Ceux de sa femme. Le 22 juin, elle accuse son mari de la mort de Céline Saison et de Mananya Thumpong. Le 28 juin, elle donne des détails et évoque d’autres morts. Première étape : Fourniret reconnaît les faits anciens parce qu’il les croit prescrits. Deuxième étape : les enquêteurs le confrontent à des détails précis relatifs à la mort de Céline Saison et de Mananya Thumpong. Il sent qu’il tombe vraiment parce qu’il croyait être le seul à les connaître.

Vous rappelez-vous votre premier contact avec lui ?

C’était le 4 juillet. Au bout de trois minutes, je savais que je ne passerais pas mes vacances avec lui… Par nos contacts en France, on n’ignorait pas qu’il avait agressé sexuellement pas mal de gens. Il y a aussi l’énigme des corps des Françaises Céline Saison et Mananya Thumpong, découverts à Suny (en 2000) et à Nollevaux (2002). Géographiquement, tout se tient. Il est né, a étudié, travaillé et possédé des biens dans le périmètre où les jeunes filles ont été enlevées ou leurs corps retrouvés. On a pensé très vite à lui. Mais comme on n’avait pas grand-chose comme indices , on a dû avancer méticuleusement, en prenant le temps qu’il faut pour rassembler un maximum d’éléments.
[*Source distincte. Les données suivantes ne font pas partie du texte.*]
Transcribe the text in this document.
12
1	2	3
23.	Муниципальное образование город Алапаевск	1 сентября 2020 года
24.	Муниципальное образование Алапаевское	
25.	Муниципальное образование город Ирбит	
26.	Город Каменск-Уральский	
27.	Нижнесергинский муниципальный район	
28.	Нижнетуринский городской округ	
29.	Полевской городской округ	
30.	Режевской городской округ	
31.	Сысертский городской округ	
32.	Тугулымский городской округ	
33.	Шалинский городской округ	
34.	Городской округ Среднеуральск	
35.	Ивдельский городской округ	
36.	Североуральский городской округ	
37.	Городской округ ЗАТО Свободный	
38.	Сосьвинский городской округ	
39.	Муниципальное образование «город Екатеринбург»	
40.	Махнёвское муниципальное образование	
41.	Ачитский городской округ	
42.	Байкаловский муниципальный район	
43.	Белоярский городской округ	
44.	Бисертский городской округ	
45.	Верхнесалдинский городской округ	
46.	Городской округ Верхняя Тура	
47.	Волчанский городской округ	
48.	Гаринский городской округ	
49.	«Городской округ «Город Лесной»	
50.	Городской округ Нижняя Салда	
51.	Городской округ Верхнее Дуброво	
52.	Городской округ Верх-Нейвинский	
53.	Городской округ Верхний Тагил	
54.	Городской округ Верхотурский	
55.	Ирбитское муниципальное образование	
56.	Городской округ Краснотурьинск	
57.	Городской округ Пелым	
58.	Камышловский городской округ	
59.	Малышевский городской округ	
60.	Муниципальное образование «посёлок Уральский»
Quel a été le tournant de l’enquête ?

Les écoutes. En mars 2004, Michel Fourniret entre dans les conditions pour recevoir des visites intimes une fois par mois, pendant deux heures. Avec l’accord du juge d’instruction et du parquet, le lieu est équipé de micros. En présence de son mari, Monique Olivier retrouve un débit de voix normal ; entre eux s’élabore une stratégie de défense. Alors qu’elle n’est inculpée de rien, elle évoque son emprisonnement.

Vous les convoquez souvent : 120 auditions en un an pour elle, 110 pour lui…

Les enquêteurs les interrogent parfois sur n’importe quoi, juste pour qu’ils sentent la pression et pour cerner leur personnage. Le but ? Qu’ils finissent par se trahir.

Les trente ans de prison pour Michèle Martin, au procès Dutroux, ont-ils influencé Monique Olivier ?

Non. Quand je sors ça, elle a plutôt tendance à se taire.

Son fils Sélim ?

Je n’en parle jamais. Lui, le fils aîné, et des proches de Fourniret ont changé leur nom de famille.

Pourquoi commence-t-elle à parler, le 22 juin ?

Il n’y a pas eu une grande étape, plutôt des évolutions, de petites choses découvertes en cours de route qui permettent aux enquêteurs de prendre l’avantage .

Vous restez intrigué par le mystère des jeunes filles au pair qui ont défilé dans la maison de Michel Fourniret, à Sart-Custines…

Entre 1990 et 2000, on ne peut pas lui  » accrocher  » de cadavres alors qu’on a des preuves qu’il n’a pas arrêté d’essayer de piéger des jeunes filles. Il est trop orgueilleux pour avoir accepté dix ans d’échec.